Stephen Brookes, an Englishman married to a Pole, will compromise with carp on Christmas Eve and turkey on Christmas Day. He runs the Bedford branch of Quest, another recruitment agency. This is responsible for the local phenomenon of the 5am Poles, crowds of workers that gather early outside Quest's offices to catch minibuses to low-paid jobs in factories and warehouses.
Mr Brookes says: “The recession means Poles are less impressed with the UK than they once were.” Radek, a mournful man attending mass at the Sacred Heart of Jesus, a church for Polish Catholics, concurs. He claims the big electronics company he works for is sweating its employees to compensate for falling orders.
“In the last few weeks and days they have made us work harder and harder. We feel like slaves,” he complains.
A large Woolworths warehouse near Bedford that employs several hundred Polish workers is set to close in January. “Everyone is feeling poorer because of the recession,” says Eliza Chudzinski, 26, waiting for customers at her Polish delicatessen, which sells borscht, Krakow sausage and an array of pickles.
An advert in colloquial Polish on a nearby phone box urges migrant workers to send their “cabbage” – or money – home to dependants using Western Union.
But the value of those remittances wilted in the first half of the year when sterling fell about 18 per cent against the zloty. The pound has since rallied against the zloty because the outlook for the Polish economy, while still positive, has weakened. Unemployment is meanwhile higher than in the UK and wages are lower.
The result is that some UK-based Poles who had planned to leave are sitting tight. “We feel trapped,” says Pavel Cup, 32.
He decided to decamp a few months ago when work as a builder dried up. He accepted an offer for his Bedford home that was 62,000 less than the asking price. Now he is in two minds. “I spoke to builders in Poland recently who reckon there are 20 men available for every vacancy there,” he says. “The bad times are coming to Poland too.” Mr Cup has three children but “no money to pay for Christmas”.
His only consolation is that the British winter will be warmer. The mild weather contrasts with the cool emotional temperature of the British.

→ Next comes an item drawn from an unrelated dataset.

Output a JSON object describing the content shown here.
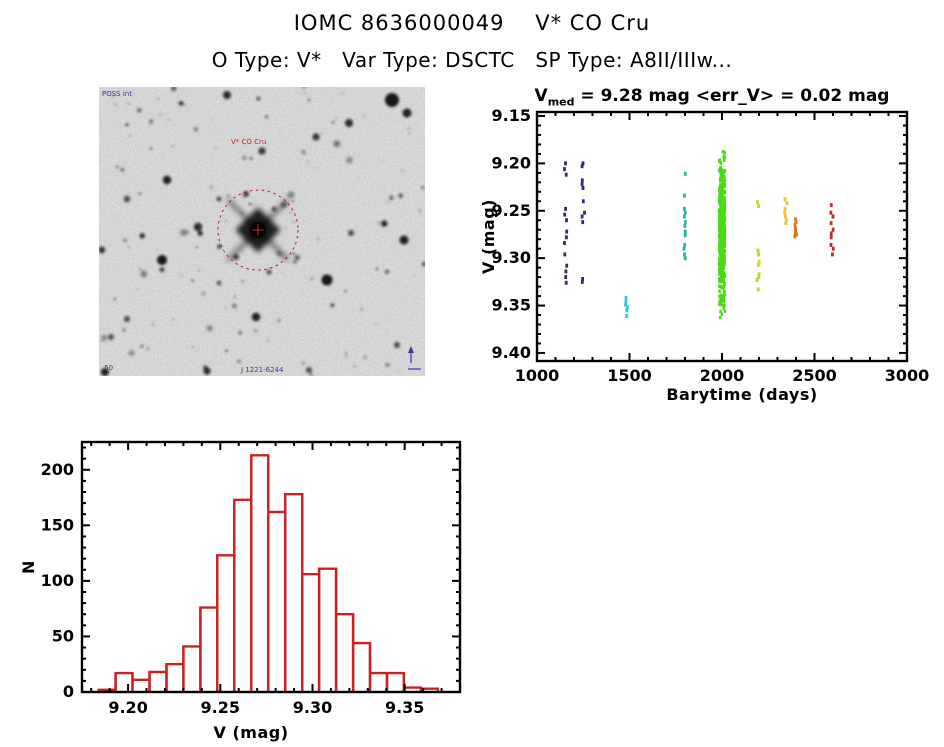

“People here are friendly, but it is hard to make friends,” says Marcin Struglik, a school caretaker, savouring the paradox along with a Lech beer in the Jan III Sobieski, a Polish pub. Polish expatriates talk of their hometowns as if they were baggy old overcoats: threadbare but warm and comforting.
To many Poles, the UK seems frostily individualistic, confusingly heterogenous and oddly indifferent to newcomers.
Bartek Gajpa has had enough. The barrel-chested builder waits at Victoria Coach Station in London to begin the gruelling 28-hour road journey back to Przemysl.
He has been in the UK for two years, has learnt almost no English and is carrying a shoulder bag a Briton would consider too small for a day trip. His ticket is one-way.
“England no good,” says Mr Gajpa. “No more work. No more money. Going home.” He will surely tuck into carp with relish this Christmas.